You’ve raised a common (and tragic) mis-conception about meditation practice. It’s NOT about getting rid of the crap in our heads. It’s NOT about becoming touchy-feely-floating-in-the-realms-of-rarified-atmosphere. In fact it’s actually about learning to live with all that shit that’s banging around in our heads, to be totally OK with how fucked up we are, and to transform the energy that would lead us to jump off the Piatt Andrew Bridge into more useful (and more fun) pursuits. In my experience it also opens up outlets for the creative explosions in our heads that most of humanity is desperately trying to keep hidden. Sorry, humanity. I may seem cool and collected on the surface, but at any moment I might explode with “Fuck you, civilization. It’s YOU who’ve hung Robin Williams. Wake up and smell the reality!”

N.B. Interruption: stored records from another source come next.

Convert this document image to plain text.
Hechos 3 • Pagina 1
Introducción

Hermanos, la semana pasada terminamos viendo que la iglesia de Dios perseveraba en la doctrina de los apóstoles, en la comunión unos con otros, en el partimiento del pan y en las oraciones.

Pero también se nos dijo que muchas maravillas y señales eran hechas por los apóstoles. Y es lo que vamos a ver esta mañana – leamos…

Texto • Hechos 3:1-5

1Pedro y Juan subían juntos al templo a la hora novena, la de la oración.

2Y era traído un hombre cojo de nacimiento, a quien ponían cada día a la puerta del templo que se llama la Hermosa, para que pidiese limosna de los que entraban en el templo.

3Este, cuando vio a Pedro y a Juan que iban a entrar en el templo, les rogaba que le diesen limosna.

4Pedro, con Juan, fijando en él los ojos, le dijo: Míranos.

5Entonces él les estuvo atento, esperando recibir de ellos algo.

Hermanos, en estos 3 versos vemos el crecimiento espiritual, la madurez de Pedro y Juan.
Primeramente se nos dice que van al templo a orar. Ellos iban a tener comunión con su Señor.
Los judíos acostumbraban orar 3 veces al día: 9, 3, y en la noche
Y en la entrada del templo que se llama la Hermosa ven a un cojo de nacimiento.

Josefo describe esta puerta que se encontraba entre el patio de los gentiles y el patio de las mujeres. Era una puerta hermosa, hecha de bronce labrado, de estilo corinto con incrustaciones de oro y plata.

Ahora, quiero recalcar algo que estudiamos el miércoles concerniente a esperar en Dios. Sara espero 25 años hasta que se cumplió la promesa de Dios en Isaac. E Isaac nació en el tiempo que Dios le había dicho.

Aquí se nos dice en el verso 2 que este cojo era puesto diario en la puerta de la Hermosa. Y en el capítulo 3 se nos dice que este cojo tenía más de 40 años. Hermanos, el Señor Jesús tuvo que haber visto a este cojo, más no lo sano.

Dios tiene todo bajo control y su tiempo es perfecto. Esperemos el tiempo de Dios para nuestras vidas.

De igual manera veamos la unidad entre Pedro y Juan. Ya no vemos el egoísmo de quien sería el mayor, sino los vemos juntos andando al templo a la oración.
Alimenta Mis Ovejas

This is a good point, and I have a deep respect for anyone who goes inside their head and sorts things out for themselves and the rest of us. I probably haven’t been properly instructed, but my assumption (probs wrong) is that silencing the voices in our heads was the goal. For me, those voices are where the inspiration, ideas, commentary and entertainment come from. My wife has a joke that I have my own satellite called “The Dowdstar I” that begins transmitting when I’m on a topic. I fear the loss of transmission from that source more than anything else, and am willing to put up with the static to keep it. So I get nervous about things I presume are trying to silence my inner dialogue. Again, probably my misconception, but a lot of the people over the years who have encouraged me to meditate seem to assume I’m trying to rid myself of something. I just want control.

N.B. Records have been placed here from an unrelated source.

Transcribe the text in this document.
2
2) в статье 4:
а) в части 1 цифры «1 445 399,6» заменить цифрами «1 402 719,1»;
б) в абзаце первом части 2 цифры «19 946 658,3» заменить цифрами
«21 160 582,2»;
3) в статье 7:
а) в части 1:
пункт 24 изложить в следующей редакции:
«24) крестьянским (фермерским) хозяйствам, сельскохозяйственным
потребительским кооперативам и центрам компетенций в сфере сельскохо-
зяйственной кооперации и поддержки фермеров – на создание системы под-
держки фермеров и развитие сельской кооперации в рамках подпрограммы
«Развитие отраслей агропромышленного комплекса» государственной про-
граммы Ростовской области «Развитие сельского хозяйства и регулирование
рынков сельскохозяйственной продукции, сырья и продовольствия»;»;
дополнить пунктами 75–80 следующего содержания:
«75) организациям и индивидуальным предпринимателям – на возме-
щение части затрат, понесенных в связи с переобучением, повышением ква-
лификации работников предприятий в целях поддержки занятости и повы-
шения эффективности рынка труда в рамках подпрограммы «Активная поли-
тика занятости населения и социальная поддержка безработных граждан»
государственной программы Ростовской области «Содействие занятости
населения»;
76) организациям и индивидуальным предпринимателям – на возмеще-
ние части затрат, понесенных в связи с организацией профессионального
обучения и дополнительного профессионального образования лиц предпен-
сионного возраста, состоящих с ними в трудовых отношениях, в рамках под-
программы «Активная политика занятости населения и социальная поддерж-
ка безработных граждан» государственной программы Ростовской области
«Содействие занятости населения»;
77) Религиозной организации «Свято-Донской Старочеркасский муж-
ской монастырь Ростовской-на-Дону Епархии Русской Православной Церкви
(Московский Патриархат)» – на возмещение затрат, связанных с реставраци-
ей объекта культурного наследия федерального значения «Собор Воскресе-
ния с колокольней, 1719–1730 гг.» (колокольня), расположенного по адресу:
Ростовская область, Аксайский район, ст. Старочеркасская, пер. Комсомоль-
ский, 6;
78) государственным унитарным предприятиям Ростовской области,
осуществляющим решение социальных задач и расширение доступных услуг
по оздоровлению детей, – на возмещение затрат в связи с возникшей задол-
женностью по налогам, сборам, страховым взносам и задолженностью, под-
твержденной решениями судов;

Really insightful post. On the meditation, I think the idea is more that you are putting yourself in a mental position of sitting back with your feet up and watching all the thoughts go by without responding to any urges to act on/react to them. Not to silence the thoughts or clear them out. But I do think that most people don’t understand when someone is like this and cannot just ‘turn their brain off’ and so I can see where the meditation suggestion would be annoying.
A couple comments Jamesdowd. My wife and I are a offering a course in our city, overviewing the different types of meditations and reasons to engage in them, for exactly the reasons coming up in this discussion. Many people don’t seem to understand that the different meditations, while they all involve developing the ability of sustained concentration, they all have very different processes and goals.
If you are doing a shamatha or absorption meditation, then yes the goal is get so concentrates on the object that the thoughts will stop.
if you are doing mindfulness, then you are ultimately practising absorption into the stillness or emptiness in which all experiential phenomena arise and fall away, sights, sounds, smells, feelings, and thoughts. In this case, the thoughts don’t need to stop, but they might with enough absorption into the stillness.
In vipassana meditation you might takes the thoughts as objects, and examine their qualities and structures, meditate on their qualities, not their contents, and some to see or have insight into the three characteristics – impermanence, unsatisfactoriness, and anatta, that its not you.
Great piece, thanks for sharing.
Thank you. Use the hot line, believe me it worked better than walking into the ocean with a pocket full of heavy rocks.